A July 30 memo, citing a third source “close to the Trump campaign,” contends that two-way intelligence operations had actually been running between Moscow and the Trump organization for at least eight years. This implies a beginning around 2008, when Trump was toying with running for president and Donald Trump, Jr. told a real estate conference, “Russians make up a pretty disproportionate cross-section of a lot of our assets. ... We see a lot of money pouring in from Russia.”

Putin’s primary information requirement from the Trump organization, the July 30 memo claims, was “intelligence on the activities, business and otherwise, in the U.S. of leading Russian oligarchs and their families.”

“Trump and his associates duly had obtained and supplied the Kremlin with this information,” the memo says.

In return, a senior Russian foreign ministry official was said to have confided to a “trusted compatriot” in contact with Steele that Russian authorities had been “feeding Trump and his team valuable intelligence on his opponents, including … Clinton, for several years.” A “close associate” of Trump’s was said to have called the Russian information “very helpful.”

No media, and no public statements by the U.S. or foreign governments, have corroborated these specific allegations.

If any collaboration existed, it had to have U.S. intermediaries. Steele’s sources in July pointed to two: then-campaign manager Paul Manafort, with deep pro-Russian political and business ties in Ukraine, and Carter Page, an obscure former staffer at Merrill Lynch in Moscow whom Trump listed in March as one of his foreign affairs advisers. In October, Steele added a third: Trump’s personal attorney, Michael Cohen. At Trump’s news conference on Jan. 11, spokesman Sean Spicer indignantly denied any such role by Manafort or Cohen, but he bluntly threw Page under the bus: “Carter Page,” Spicer said of the former Trump adviser, “is an individual who the president-elect does not know and was put on notice months ago by the campaign.”

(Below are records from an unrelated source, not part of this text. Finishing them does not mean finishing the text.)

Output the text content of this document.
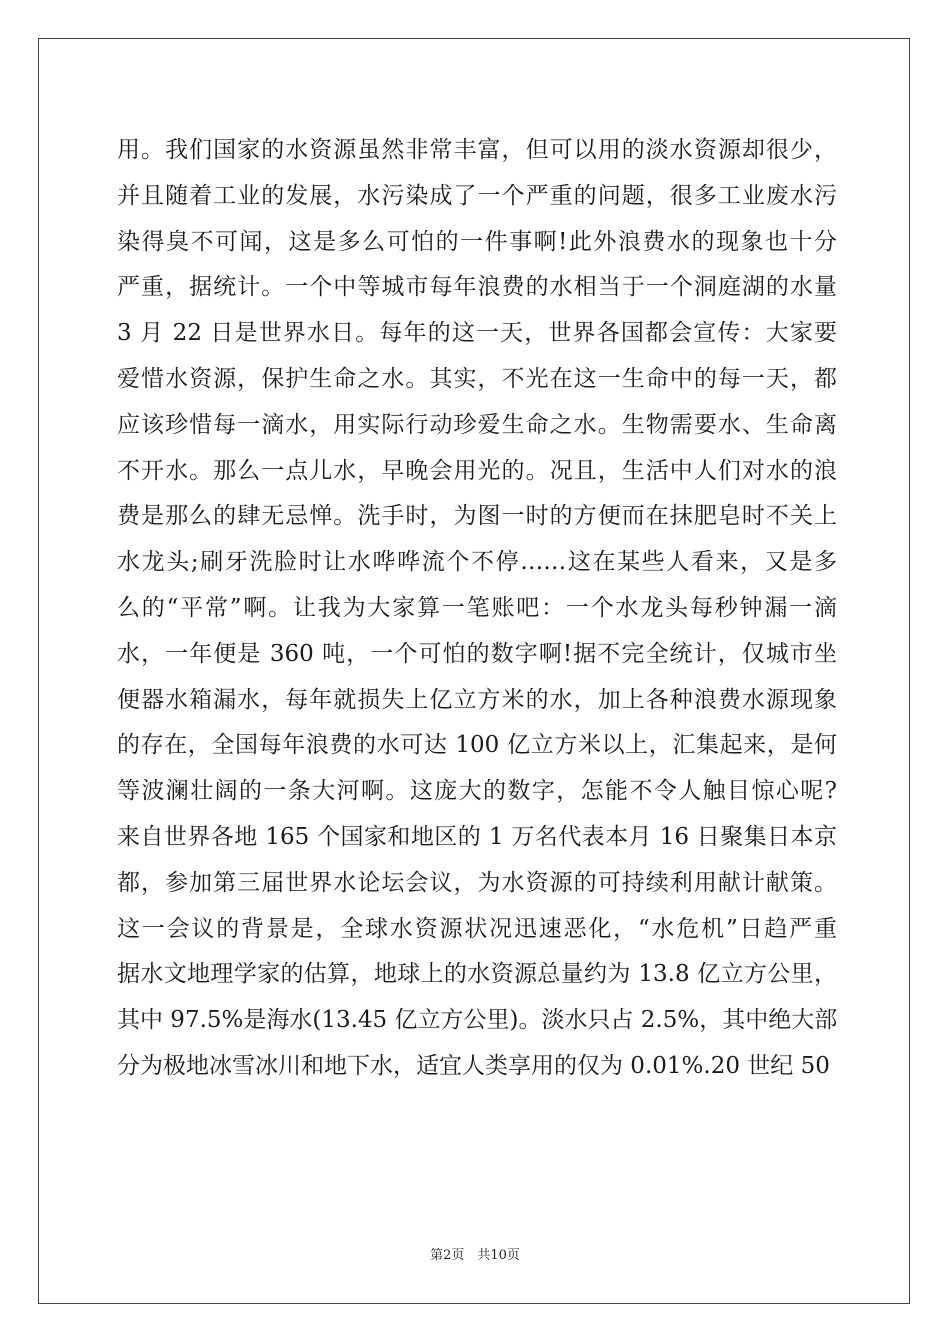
用。我们国家的水资源虽然非常丰富，但可以用的淡水资源却很少，
并且随着工业的发展，水污染成了一个严重的问题，很多工业废水污
染得臭不可闻，这是多么可怕的一件事啊!此外浪费水的现象也十分
严重，据统计。一个中等城市每年浪费的水相当于一个洞庭湖的水量
3 月 22 日是世界水日。每年的这一天，世界各国都会宣传：大家要
爱惜水资源，保护生命之水。其实，不光在这一生命中的每一天，都
应该珍惜每一滴水，用实际行动珍爱生命之水。生物需要水、生命离
不开水。那么一点儿水，早晚会用光的。况且，生活中人们对水的浪
费是那么的肆无忌惮。洗手时，为图一时的方便而在抹肥皂时不关上
水龙头;刷牙洗脸时让水哗哗流个不停……这在某些人看来，又是多
么的“平常”啊。让我为大家算一笔账吧：一个水龙头每秒钟漏一滴
水，一年便是 360 吨，一个可怕的数字啊!据不完全统计，仅城市坐
便器水箱漏水，每年就损失上亿立方米的水，加上各种浪费水源现象
的存在，全国每年浪费的水可达 100 亿立方米以上，汇集起来，是何
等波澜壮阔的一条大河啊。这庞大的数字，怎能不令人触目惊心呢?
来自世界各地 165 个国家和地区的 1 万名代表本月 16 日聚集日本京
都，参加第三届世界水论坛会议，为水资源的可持续利用献计献策。
这一会议的背景是，全球水资源状况迅速恶化，“水危机”日趋严重
据水文地理学家的估算，地球上的水资源总量约为 13.8 亿立方公里，
其中 97.5%是海水(13.45 亿立方公里)。淡水只占 2.5%，其中绝大部
分为极地冰雪冰川和地下水，适宜人类享用的仅为 0.01%.20 世纪 50
第2页　共10页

On Jan. 20, The New York Times reported that the FBI, CIA, National Security Agency and the Treasury Department were engaged in a broad investigation into possible links between Russian officials and associates of the then-president elect. The Times named Manafort, Page and Roger Stone, a longtime Trump adviser, as targets of the counterintelligence investigation. What did the Russians expect to accomplish by meddling in the U.S. election? With the sole exception of Ivan Sechin, Russia’s de facto energy czar and a close Putin ally said to have met with Carter Page last July, Russian officials in Steele’s reporting did not seem confident that Trump would win.

Explaining Russia’s support, a senior Ministry of Foreign Affairs official Steele cited on Oct. 12, pointed to long-term strategic goals: “Russia needed to upset the liberal international status quo, including Ukraine-related sanctions, which (were) seriously disadvantaging
the country,” Steele paraphrases the official as saying.

Trump, the official continued, “was viewed as divisive in disrupting the whole U.S. political system; anti-establishment; and a pragmatist with whom they could do business.”

The source added: “He would continue as a divisive political force even if he lost the presidency and may run for and be elected to another public office.”

Robert Gillette is a former science and medical reporter for the Los Angeles Times and a news writer for the U.S. research journal Science. He lives in the Mount Washington Valley.